Das EU-Ratsvorsitzland Tschechien schlägt einen Deckel vor, wenn der Gaspreis drei Tage über 188 Euro pro Megawattstunde liegt. Energieministerin Leonore Gewessler (Grüne) zeigte sich dazu gesprächsbereit: „An uns wird der Kompromiss nicht scheitern“, sagte sie am Montagvormittag liegt. Gleichzeitig wies sie auf die österreichische Position hin: „Wir haben immer betont, das Wichtige ist die Versorgungssicherheit.“
„Erwarten uns Lösungen“
Der gemeinsame Gaseinkauf und die beschleunigten Verfahren für erneuerbare Energien lägen bereits fertig auf dem Tisch, so Gewessler weiter. Können sich die EU-Minister auf den Gaspreisdeckel einigen, sollen auch die anderen Vorhaben verabschiedet werden. „All diese Dinge sind fertig und werden derzeit in Geiselhaft genommen von einer fehlenden Einigung zum Marktkorrekturmechanismus“, betonte die Ministerin. Für dieses Vorgehen fehle ihr das Verständnis. „Die Menschen in Europa erwarten sich Lösungen von uns und das tue ich auch.“
„Ich sehe keinen Grund, warum wir uns heute nicht verständigen sollten“, sagte auch der tschechische Energieminister Jozef Sikela zum Auftakt des Treffens mit seinen Amtskollegen in Brüssel. „Es wird nichts geben, was uns daran hindern wird.“ Sikela verwies darauf, dass auch die Staats- und Regierungschefs am Donnerstag eine Einigung verlangt hätten. Mit Blick auf Deutschland machte er deutlich, dass notfalls auch Staaten überstimmt werden könnten.
Deutschland hat Bedenken
Deutschland steht dem Gaspreisdeckel weiter skeptisch gegenüber: „Ich glaube, dass unsere Bedenken begründet sind“, sagte der deutsche Wirtschaftsminister Robert Habeck (Grüne) und bremste. „Wir wissen aus bisherigen Markteingriffen, dass wir sehr vorsichtig sein müssen, nicht das Gute zu wollen und das Schlechte auszulösen.“
So sieht der tschechische Kompromissvorschlag genau aus: Der Deckel soll greifen, wenn der Gaspreis drei Tage über 188 Euro pro Megawattstunde und zudem 35 Euro über dem Weltmarktpreis für Flüssiggas (LNG) liegt. Nachdem der Mechanismus in Kraft gesetzt wurde, muss der Preis stets 35 Euro über dem LNG-Weltmarktpreis liegen, darf aber nicht unter 188 Euro fallen. Sollte es aber zu einem Gas-Mangel in der EU oder einem Mitgliedsstaat kommen, wird der Deckel wieder aufgehoben.
Verteilungskämpfe befürchtet
Deutschland, die Niederlande und Österreich befürchten, dass bei einem Deckel Flüssiggas nicht mehr nach Europa kommen könnte. Bei einem Mangel würden dann Verteilungskämpfe unter den Staaten ausbrechen, die die EU vor eine Zerreißprobe stellen würden. Kanzler Karl Nehammer (ÖVP) sagte vergangene Woche, es sei notwendig, „dass ausreichend Gas verfügbar ist, das Angebot sich nicht verknappt, und die andere Komponente ist, dass es leistbar bleibt“. Der deutsche Kanzler Olaf Scholz hatte einen Preisdeckel gefordert, der so hoch ist, dass er nie greifen werde. Andere Staaten wollen hingegen einen möglichst geringen Preis.

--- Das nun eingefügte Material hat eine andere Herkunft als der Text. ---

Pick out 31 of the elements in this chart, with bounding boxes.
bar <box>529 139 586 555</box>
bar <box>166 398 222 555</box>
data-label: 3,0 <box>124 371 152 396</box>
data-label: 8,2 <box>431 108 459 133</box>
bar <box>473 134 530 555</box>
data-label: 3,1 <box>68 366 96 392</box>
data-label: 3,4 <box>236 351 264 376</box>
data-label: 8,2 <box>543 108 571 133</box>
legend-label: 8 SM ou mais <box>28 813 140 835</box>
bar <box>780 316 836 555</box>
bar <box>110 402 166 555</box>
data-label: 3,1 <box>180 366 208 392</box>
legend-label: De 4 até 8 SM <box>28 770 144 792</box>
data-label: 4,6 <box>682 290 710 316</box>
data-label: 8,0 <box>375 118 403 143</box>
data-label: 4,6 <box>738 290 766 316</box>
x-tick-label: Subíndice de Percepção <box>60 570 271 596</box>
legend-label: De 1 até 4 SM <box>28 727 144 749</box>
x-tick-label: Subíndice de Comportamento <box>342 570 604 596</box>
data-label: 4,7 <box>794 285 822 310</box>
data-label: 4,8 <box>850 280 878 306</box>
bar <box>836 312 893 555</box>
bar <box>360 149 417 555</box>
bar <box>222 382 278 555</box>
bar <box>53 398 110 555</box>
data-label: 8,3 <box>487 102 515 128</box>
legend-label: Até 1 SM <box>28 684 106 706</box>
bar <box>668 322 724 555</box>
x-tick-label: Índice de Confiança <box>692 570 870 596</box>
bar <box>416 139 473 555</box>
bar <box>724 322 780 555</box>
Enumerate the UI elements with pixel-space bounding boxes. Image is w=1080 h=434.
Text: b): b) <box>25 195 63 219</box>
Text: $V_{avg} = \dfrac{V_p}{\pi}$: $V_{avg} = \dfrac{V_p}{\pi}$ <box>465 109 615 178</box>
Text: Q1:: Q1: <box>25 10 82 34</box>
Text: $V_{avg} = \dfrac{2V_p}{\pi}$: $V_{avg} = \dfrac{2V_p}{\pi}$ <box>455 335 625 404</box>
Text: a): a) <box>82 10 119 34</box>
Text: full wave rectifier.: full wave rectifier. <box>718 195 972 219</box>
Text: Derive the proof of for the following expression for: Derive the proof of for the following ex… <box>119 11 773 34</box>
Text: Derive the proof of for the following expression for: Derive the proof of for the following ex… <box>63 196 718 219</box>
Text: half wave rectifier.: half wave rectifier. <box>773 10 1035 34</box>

188 Euro wären deutlich weniger, als die EU-Kommission in der Vergangenheit vorgeschlagen hatte und was Deutschland abgelehnt hatte. Derzeit liegt der Gaspreis deutlich unter 188 Euro, der Deckel wäre aber im Sommer in Kraft getreten, als der Marktpreis zeitweise auf 350 Euro gestiegen war. Experten halten es für möglich, dass der Gaspreis nach einem harten Winter wieder auf über 200 Euro steigt, wenn die Staaten zum Frühjahr ihre Speicher füllen müssen.
Bei Mehrheit droht neuer Zank
Möglich wäre am Montag ein Beschluss mit sogenannter qualifizierter Mehrheit. Dafür müssten 15 der 27 Staaten dafür stimmen, die mindestens 65 Prozent der Bevölkerung repräsentieren. Aber auch wenn es heute zu einer Einigung der Minister kommt, sind damit nicht alle Probleme gelöst - auch weil unter anderem der Betreiber des betroffenen Handelsplatzes TTF damit droht, den derzeit in den Niederlanden angesiedelten Handelsplatz ins EU-Ausland zu verschieben. Sollte der Mechanismus beschlossen werden, müsse man alle Optionen prüfen bis hin zu der Frage, ob ein effektiver Markt in den Niederlanden noch lebensfähig sei, teilte der Betreiber Intercontinental Exchange (ICE) mit.